I’m a long way from finding peace. Make no bones about it. But things are changing, sliding slowly downhill, transmission in 4-low, wheels glazed over but spinning, digging. The front is starting to come around. Maybe. Finding peace has come as I look for a new path in life. What new path? I don’t know. Haven’t found it yet. I just know I need to start looking. A few months ago I decided to change my attitude, or at least attempt to do so. It started with my wife. I figured if I started there, with her, I’d be able to monitor progress. Yes, of course this started with a fight, but ultimately the fight was what got me to understand I needed to change. So here I am.
There is such tremendous power in peace. What comes with peace is tranquility, stability and grace. Perhaps not all at the same time, or even in any great depth, but they and there and you can feel it. Before I go any further I just want to say I’m not waxing poetic here, nor am I trying to get you to think in any way or do anything or convert to anything, or even begin to think that I have ANYTHING figured out. Nothing I despise more than some photographer in lotus on a beach in Bali telling me how to connect with the world while simultaneously selling me pants, shirts, hats, potions, electronics and their favorite frequent flier program. F^%$ them. See, told ya I hadn’t found peace yet.
I saw an interview with Jim Carey the other day and they asked him why he was at the event he was at and he said “Well, none of this is real and I wanted to come to the one place that had the least amount of meaning.” To some degree I think much of what we have made of life fits into this same category. I think it’s human nature to get distracted. And we have. As have I.
Wait, in a little less than a year I’ll be fifty. That’s it. Midlife crisis. Whew, okay now I know what’s happening.

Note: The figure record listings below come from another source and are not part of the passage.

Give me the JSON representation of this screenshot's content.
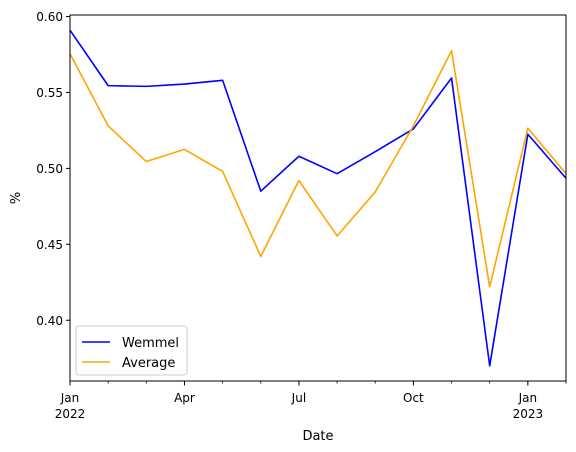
{
  "chart_data": {
    "type": "line",
    "xlabel": "Date",
    "ylabel": "%",
    "x": [
      "2022-01",
      "2022-02",
      "2022-03",
      "2022-04",
      "2022-05",
      "2022-06",
      "2022-07",
      "2022-08",
      "2022-09",
      "2022-10",
      "2022-11",
      "2022-12",
      "2023-01",
      "2023-02"
    ],
    "x_ticks": [
      {
        "date": "2022-01",
        "label": "Jan",
        "sublabel": "2022"
      },
      {
        "date": "2022-04",
        "label": "Apr",
        "sublabel": ""
      },
      {
        "date": "2022-07",
        "label": "Jul",
        "sublabel": ""
      },
      {
        "date": "2022-10",
        "label": "Oct",
        "sublabel": ""
      },
      {
        "date": "2023-01",
        "label": "Jan",
        "sublabel": "2023"
      }
    ],
    "y_ticks": [
      "0.40",
      "0.45",
      "0.50",
      "0.55",
      "0.60"
    ],
    "ylim": [
      0.36,
      0.601
    ],
    "grid": false,
    "legend_position": "lower-left",
    "series": [
      {
        "name": "Wemmel",
        "color": "#0000ff",
        "values": [
          0.591,
          0.5545,
          0.554,
          0.5555,
          0.558,
          0.485,
          0.508,
          0.4965,
          0.511,
          0.526,
          0.5595,
          0.37,
          0.5225,
          0.4935
        ]
      },
      {
        "name": "Average",
        "color": "#ffa500",
        "values": [
          0.5755,
          0.528,
          0.5045,
          0.5125,
          0.498,
          0.442,
          0.492,
          0.4555,
          0.4845,
          0.528,
          0.5775,
          0.422,
          0.5265,
          0.4965
        ]
      }
    ]
  }
}
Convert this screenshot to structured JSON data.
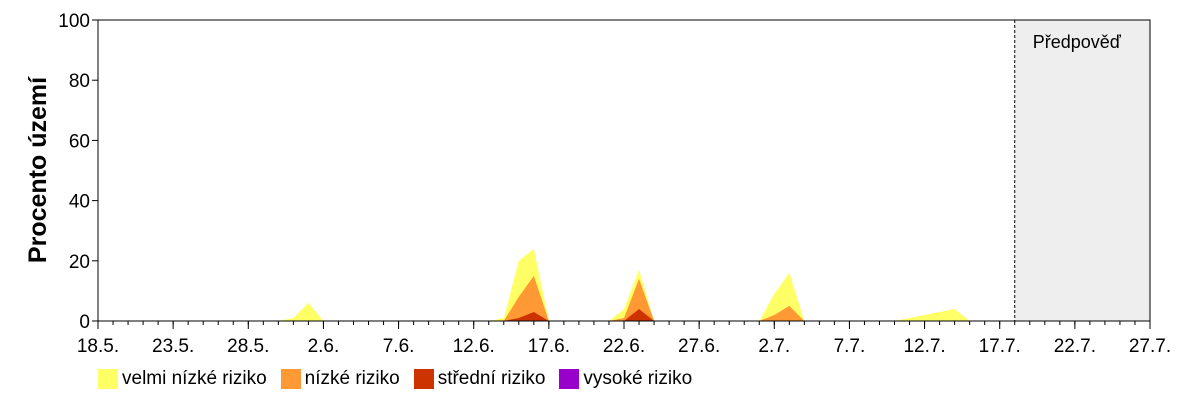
{
  "chart_data": {
    "type": "area",
    "stacked": true,
    "ylabel": "Procento území",
    "ylim": [
      0,
      100
    ],
    "yticks": [
      0,
      20,
      40,
      60,
      80,
      100
    ],
    "xlim": [
      "18.5.",
      "27.7."
    ],
    "xtick_labels": [
      "18.5.",
      "23.5.",
      "28.5.",
      "2.6.",
      "7.6.",
      "12.6.",
      "17.6.",
      "22.6.",
      "27.6.",
      "2.7.",
      "7.7.",
      "12.7.",
      "17.7.",
      "22.7.",
      "27.7."
    ],
    "forecast": {
      "label": "Předpověď",
      "start": "18.7.",
      "end": "27.7.",
      "color": "#eeeeee"
    },
    "x": [
      "30.5.",
      "31.5.",
      "1.6.",
      "2.6.",
      "3.6.",
      "13.6.",
      "14.6.",
      "15.6.",
      "16.6.",
      "17.6.",
      "21.6.",
      "22.6.",
      "23.6.",
      "24.6.",
      "1.7.",
      "2.7.",
      "3.7.",
      "4.7.",
      "10.7.",
      "11.7.",
      "12.7.",
      "13.7.",
      "14.7.",
      "15.7."
    ],
    "series": [
      {
        "name": "velmi nízké riziko",
        "color": "#ffff66",
        "values": [
          0,
          1,
          6,
          0,
          0,
          0,
          1,
          20,
          24,
          0,
          0,
          4,
          17,
          0,
          0,
          9,
          16,
          0,
          0,
          1,
          2,
          3,
          4,
          0
        ]
      },
      {
        "name": "nízké riziko",
        "color": "#ff9933",
        "values": [
          0,
          0,
          0,
          0,
          0,
          0,
          0,
          7,
          12,
          0,
          0,
          1,
          10,
          0,
          0,
          2,
          5,
          0,
          0,
          0,
          0,
          0,
          0,
          0
        ]
      },
      {
        "name": "střední riziko",
        "color": "#cc3300",
        "values": [
          0,
          0,
          0,
          0,
          0,
          0,
          0,
          1,
          3,
          0,
          0,
          0,
          4,
          0,
          0,
          0,
          0,
          0,
          0,
          0,
          0,
          0,
          0,
          0
        ]
      },
      {
        "name": "vysoké riziko",
        "color": "#9900cc",
        "values": [
          0,
          0,
          0,
          0,
          0,
          0,
          0,
          0,
          0,
          0,
          0,
          0,
          0,
          0,
          0,
          0,
          0,
          0,
          0,
          0,
          0,
          0,
          0,
          0
        ]
      }
    ],
    "grid": false,
    "legend_position": "bottom"
  }
}
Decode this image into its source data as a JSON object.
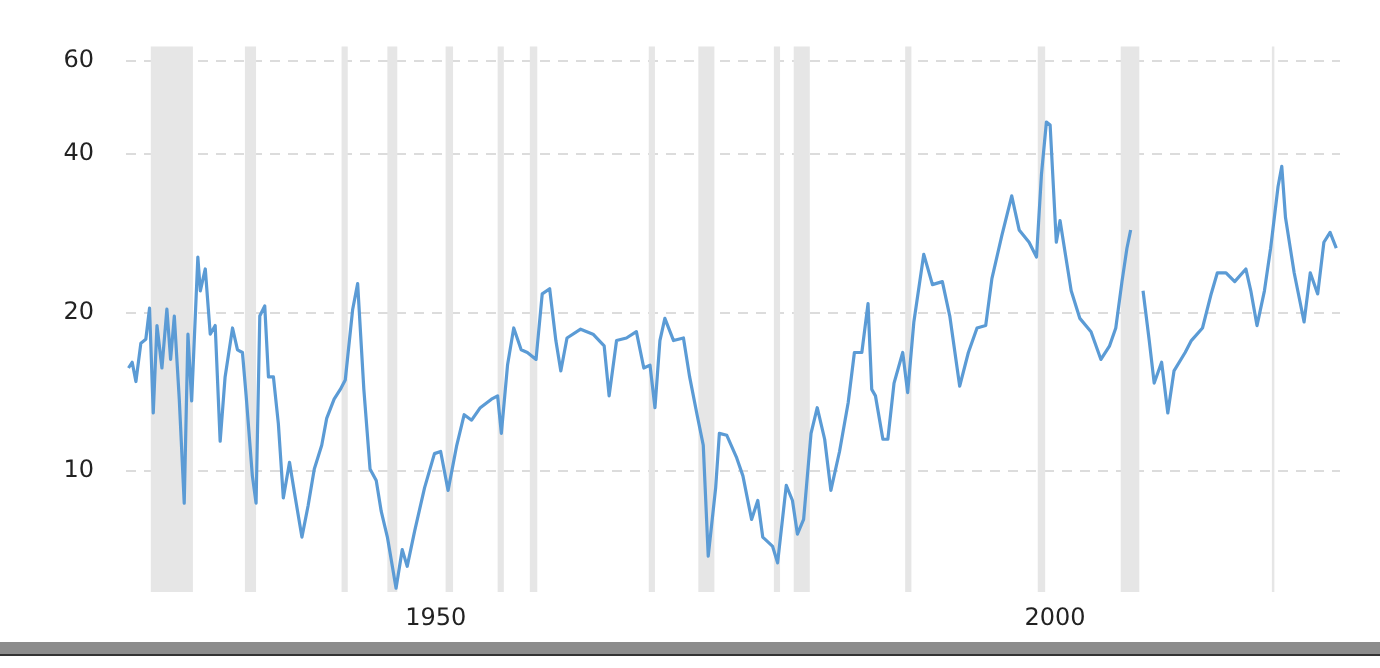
{
  "chart_data": {
    "type": "line",
    "log": "y",
    "grid": "y",
    "legend": false,
    "marker": "none",
    "line_style": "solid",
    "xlim": [
      1925,
      2023
    ],
    "xticks": [
      1950,
      2000
    ],
    "ylim": [
      5.9,
      64
    ],
    "yticks": [
      10,
      20,
      40,
      60
    ],
    "bands": [
      {
        "axis": "x",
        "from": 1927.0,
        "to": 1930.4,
        "color": "#e6e6e6"
      },
      {
        "axis": "x",
        "from": 1934.6,
        "to": 1935.5,
        "color": "#e6e6e6"
      },
      {
        "axis": "x",
        "from": 1942.4,
        "to": 1942.9,
        "color": "#e6e6e6"
      },
      {
        "axis": "x",
        "from": 1946.1,
        "to": 1946.9,
        "color": "#e6e6e6"
      },
      {
        "axis": "x",
        "from": 1950.8,
        "to": 1951.4,
        "color": "#e6e6e6"
      },
      {
        "axis": "x",
        "from": 1955.0,
        "to": 1955.5,
        "color": "#e6e6e6"
      },
      {
        "axis": "x",
        "from": 1957.6,
        "to": 1958.2,
        "color": "#e6e6e6"
      },
      {
        "axis": "x",
        "from": 1967.2,
        "to": 1967.7,
        "color": "#e6e6e6"
      },
      {
        "axis": "x",
        "from": 1971.2,
        "to": 1972.5,
        "color": "#e6e6e6"
      },
      {
        "axis": "x",
        "from": 1977.3,
        "to": 1977.8,
        "color": "#e6e6e6"
      },
      {
        "axis": "x",
        "from": 1978.9,
        "to": 1980.2,
        "color": "#e6e6e6"
      },
      {
        "axis": "x",
        "from": 1987.9,
        "to": 1988.4,
        "color": "#e6e6e6"
      },
      {
        "axis": "x",
        "from": 1998.6,
        "to": 1999.2,
        "color": "#e6e6e6"
      },
      {
        "axis": "x",
        "from": 2005.3,
        "to": 2006.8,
        "color": "#e6e6e6"
      },
      {
        "axis": "x",
        "from": 2017.5,
        "to": 2017.7,
        "color": "#e6e6e6"
      }
    ],
    "series": [
      {
        "color": "#5b9bd5",
        "x": [
          1925.2,
          1925.5,
          1925.8,
          1926.2,
          1926.6,
          1926.9,
          1927.2,
          1927.5,
          1927.9,
          1928.3,
          1928.6,
          1928.9,
          1929.3,
          1929.7,
          1930.0,
          1930.3,
          1930.8,
          1931.0,
          1931.4,
          1931.8,
          1932.2,
          1932.6,
          1933.0,
          1933.6,
          1934.0,
          1934.4,
          1934.7,
          1935.2,
          1935.5,
          1935.8,
          1936.2,
          1936.5,
          1936.9,
          1937.3,
          1937.7,
          1938.2,
          1938.6,
          1939.2,
          1939.7,
          1940.2,
          1940.8,
          1941.2,
          1941.8,
          1942.3,
          1942.7,
          1943.3,
          1943.7,
          1944.2,
          1944.7,
          1945.2,
          1945.6,
          1946.1,
          1946.8,
          1947.3,
          1947.7,
          1948.3,
          1949.1,
          1949.9,
          1950.4,
          1951.0,
          1951.7,
          1952.3,
          1952.9,
          1953.6,
          1954.5,
          1955.0,
          1955.3,
          1955.8,
          1956.3,
          1956.9,
          1957.4,
          1958.1,
          1958.6,
          1959.2,
          1959.7,
          1960.1,
          1960.6,
          1961.7,
          1962.7,
          1963.6,
          1964.0,
          1964.6,
          1965.4,
          1966.2,
          1966.8,
          1967.3,
          1967.7,
          1968.1,
          1968.5,
          1969.2,
          1970.0,
          1970.5,
          1971.1,
          1971.6,
          1972.0,
          1972.6,
          1972.9,
          1973.5,
          1974.3,
          1974.8,
          1975.5,
          1976.0,
          1976.4,
          1977.2,
          1977.6,
          1978.3,
          1978.8,
          1979.2,
          1979.7,
          1980.3,
          1980.8,
          1981.4,
          1981.9,
          1982.6,
          1983.3,
          1983.8,
          1984.4,
          1984.9,
          1985.2,
          1985.5,
          1986.1,
          1986.5,
          1987.0,
          1987.7,
          1988.1,
          1988.6,
          1989.4,
          1990.1,
          1990.9,
          1991.5,
          1992.3,
          1993.0,
          1993.7,
          1994.4,
          1994.9,
          1995.7,
          1996.5,
          1997.1,
          1997.9,
          1998.5,
          1998.9,
          1999.3,
          1999.6,
          2000.1,
          2000.4,
          2001.3,
          2002.0,
          2002.9,
          2003.7,
          2004.4,
          2004.9,
          2005.4,
          2005.8,
          2006.1,
          2006.3,
          2007.0,
          2007.1,
          2007.6,
          2008.0,
          2008.6,
          2009.1,
          2009.6,
          2010.5,
          2011.0,
          2011.9,
          2012.6,
          2013.1,
          2013.8,
          2014.5,
          2015.4,
          2015.8,
          2016.3,
          2016.9,
          2017.4,
          2018.0,
          2018.3,
          2018.6,
          2019.3,
          2020.1,
          2020.6,
          2021.2,
          2021.7,
          2022.2,
          2022.7
        ],
        "values": [
          15.7,
          16.1,
          14.8,
          17.5,
          17.8,
          20.4,
          12.9,
          18.9,
          15.7,
          20.3,
          16.3,
          19.7,
          13.7,
          8.7,
          18.2,
          13.6,
          25.5,
          22.0,
          24.2,
          18.2,
          18.9,
          11.4,
          15.1,
          18.7,
          17.0,
          16.8,
          13.9,
          9.8,
          8.7,
          19.7,
          20.6,
          15.1,
          15.1,
          12.3,
          8.9,
          10.4,
          9.1,
          7.5,
          8.6,
          10.1,
          11.2,
          12.6,
          13.7,
          14.3,
          14.9,
          20.3,
          22.7,
          14.3,
          10.1,
          9.6,
          8.4,
          7.5,
          6.0,
          7.1,
          6.6,
          7.7,
          9.3,
          10.8,
          10.9,
          9.2,
          11.2,
          12.8,
          12.5,
          13.2,
          13.7,
          13.9,
          11.8,
          15.9,
          18.7,
          17.0,
          16.8,
          16.3,
          21.7,
          22.2,
          17.7,
          15.5,
          17.9,
          18.6,
          18.2,
          17.3,
          13.9,
          17.7,
          17.9,
          18.4,
          15.7,
          15.9,
          13.2,
          17.7,
          19.5,
          17.7,
          17.9,
          15.1,
          12.8,
          11.2,
          6.9,
          9.3,
          11.8,
          11.7,
          10.6,
          9.8,
          8.1,
          8.8,
          7.5,
          7.2,
          6.7,
          9.4,
          8.8,
          7.6,
          8.1,
          11.8,
          13.2,
          11.5,
          9.2,
          10.9,
          13.5,
          16.8,
          16.8,
          20.8,
          14.3,
          13.9,
          11.5,
          11.5,
          14.7,
          16.8,
          14.1,
          19.2,
          25.8,
          22.6,
          22.9,
          19.7,
          14.5,
          16.8,
          18.7,
          18.9,
          23.2,
          28.0,
          33.3,
          28.7,
          27.2,
          25.5,
          36.6,
          46.0,
          45.4,
          27.2,
          29.9,
          22.0,
          19.5,
          18.4,
          16.3,
          17.3,
          18.7,
          22.9,
          26.5,
          28.7,
          null,
          null,
          22.0,
          17.7,
          14.7,
          16.1,
          12.9,
          15.5,
          16.8,
          17.7,
          18.7,
          21.7,
          23.8,
          23.8,
          22.9,
          24.2,
          22.0,
          18.9,
          22.0,
          26.5,
          34.7,
          37.9,
          30.3,
          23.8,
          19.2,
          23.8,
          21.7,
          27.2,
          28.4,
          26.5
        ]
      }
    ]
  }
}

My wife and I don’t have kids. It was never even on the table. When I met her she asked me and I asked her and we both said “Nope,” and that was it. I’ve never been sure as to why I was so certain I never wanted kids but I knew I would never have them. I love kids. I like to get them in trouble, scare them and generally create mayhem with them but then I let them go back home and I do the same. I’m an uncle four times over. But the more I think about it the more I think I was never meant to have them. I was meant for something else. What else? No idea. If you figure it out let me know.
There has to be more right? Human existence is a puzzling thing. But at the core is a place, an energy, and I believe that place is within me, within primarily my mind but damn the gate is padlocked and security is tight. I’m gonna have to get creative. And that’s what I’m trying to do.